E invece arrivò il dramma.

«La Nazionale giocava con l’Austria. Norbert Hoff, quella sera al Prater, ruppe la gamba a Gigi».

Ricorda anche quello?

«Come ieri. Eravamo a casa di parenti di mia madre, le immagini di Riva in barella, sofferente, e gli zii che consolavano me, come fosse accaduto a me».

Commovente.

«Quando il Cagliari iniziò il declino, per uno strano cortocircuito, iniziava l’ascesa dell’Avellino».

E cosa accadde?

«Nel 1973 dopo la storica promozione in serie B, i biancoverdi giocarono un’amichevole e venne il Cagliari in trasferta».

Lei e sua padre c’eravate.

«Ovvio. L’Avellino cedette due dei migliori attaccanti Nobili e Marchesi, che era lodigiano. Pensi».

Cosa?

«Tredici anni fa mi ritrovo da prefetto a Lodi e lo faccio cercare».

Desiderio Marchesi?

«Proprio lui. Persona fantastica. Iniziò a raccontarmi e io gli chiedevo: “Com’é giocare con Riva?”. Lui si commuoveva. E poi mi mandò una foto di loro due con la maglia del Cagliari, quella bianca mitica con i laccetti».

Le è rimasto l’interesse.

«Pensi che pochi mesi fa andai a Cagliari e volevo far visita a Riva, ma lui non poteva. Andai a visitare la sede del club, con Giulini».

E poi?

«Dopo pochi giorni mi arriva al ministero una sorpresa: una delle mitiche maglie bianche di Riva, con bordino tricolore, numero 11, autografata di pugno da lui».

E oggi?

«Il senso di quel funerale è che il messaggio di cui parlavamo è ancora potente. Giovedì ho fatto una riunione con Abodi e la Lega sui fatti di Udine. E pensavo: dobbiamo scrivere un codice Riva, trasformare questa memoria in una lezione civile».

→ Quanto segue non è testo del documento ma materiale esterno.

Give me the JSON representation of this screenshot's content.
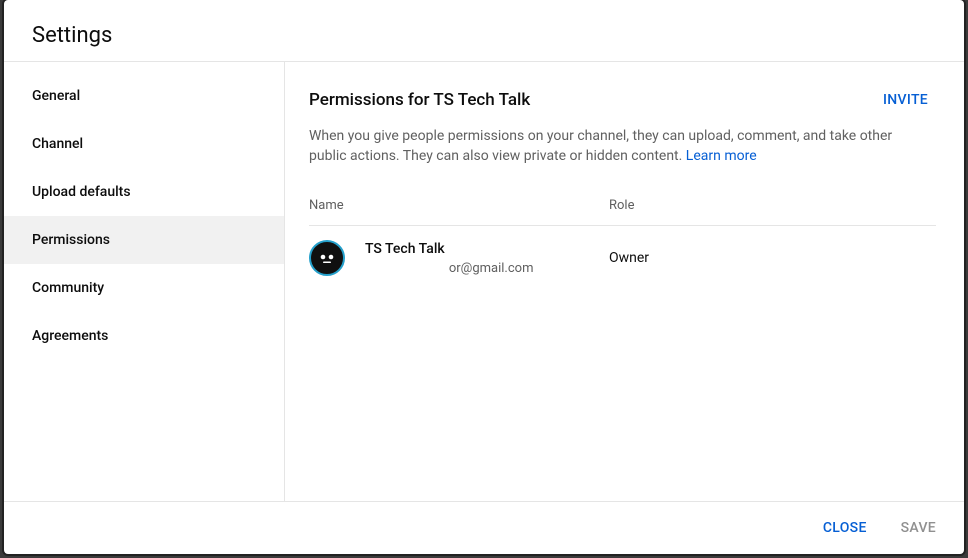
{
  "header": {
    "title": "Settings"
  },
  "sidebar": {
    "items": [
      {
        "label": "General",
        "selected": false
      },
      {
        "label": "Channel",
        "selected": false
      },
      {
        "label": "Upload defaults",
        "selected": false
      },
      {
        "label": "Permissions",
        "selected": true
      },
      {
        "label": "Community",
        "selected": false
      },
      {
        "label": "Agreements",
        "selected": false
      }
    ]
  },
  "content": {
    "title": "Permissions for TS Tech Talk",
    "invite": "INVITE",
    "description": "When you give people permissions on your channel, they can upload, comment, and take other public actions. They can also view private or hidden content. ",
    "learn_more": "Learn more",
    "table": {
      "header_name": "Name",
      "header_role": "Role",
      "rows": [
        {
          "name": "TS Tech Talk",
          "email": "                          or@gmail.com",
          "role": "Owner"
        }
      ]
    }
  },
  "footer": {
    "close": "CLOSE",
    "save": "SAVE"
  }
}
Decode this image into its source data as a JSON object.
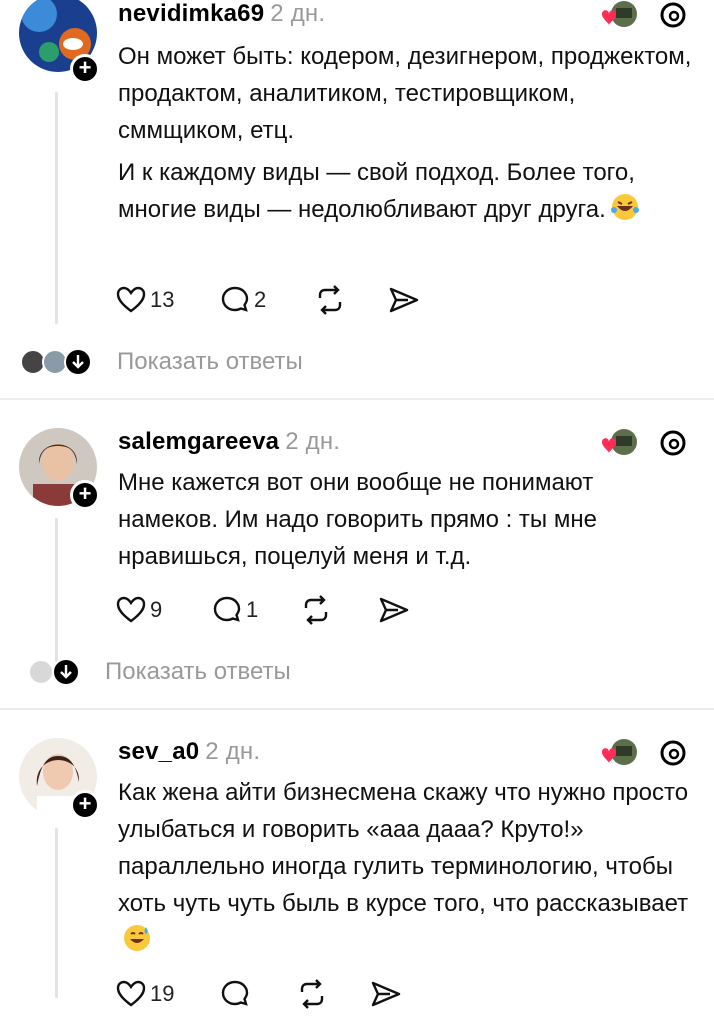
{
  "posts": [
    {
      "username": "nevidimka69",
      "time": "2 дн.",
      "paragraphs": [
        "Он может быть: кодером, дезигнером, проджектом, продактом, аналитиком, тестировщиком, сммщиком, етц.",
        "И к каждому виды — свой подход. Более того, многие виды — недолюбливают друг друга."
      ],
      "emoji": "laughing-emoji",
      "likes": "13",
      "comments": "2",
      "replies_label": "Показать ответы"
    },
    {
      "username": "salemgareeva",
      "time": "2 дн.",
      "paragraphs": [
        "Мне кажется вот они вообще не понимают намеков. Им надо говорить прямо : ты мне нравишься, поцелуй меня и т.д."
      ],
      "likes": "9",
      "comments": "1",
      "replies_label": "Показать ответы"
    },
    {
      "username": "sev_a0",
      "time": "2 дн.",
      "paragraphs": [
        "Как жена айти бизнесмена скажу что нужно просто улыбаться и говорить «ааа дааа? Круто!» параллельно иногда гулить терминологию, чтобы хоть чуть чуть быль в курсе того, что рассказывает"
      ],
      "emoji": "sweat-smile-emoji",
      "likes": "19"
    }
  ],
  "colors": {
    "accent_heart": "#ff2d55",
    "muted_text": "#999999",
    "divider": "#ededed"
  }
}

Avete già deciso delle cose?

«Una prima idea che applicheremo è di individuare le persone, per andare anche oltre il concetto della responsabilità oggettiva delle società».

Cosa vorrebbe?

«Che il mondo del calcio prendesse le distanze dagli episodi di razzismo e intolleranza».

Tornerà a Cagliari?

«Mi riprometto di farlo per visitare la signora Gianna, Nicola e i figli e Mauro. In veste privata».

Cosa cambia da oggi?

«Da oggi il calcio ha un riferimento. Il semidio di quando ero bambino oggi si è trasformato in una divinità che indica e da l’esempio».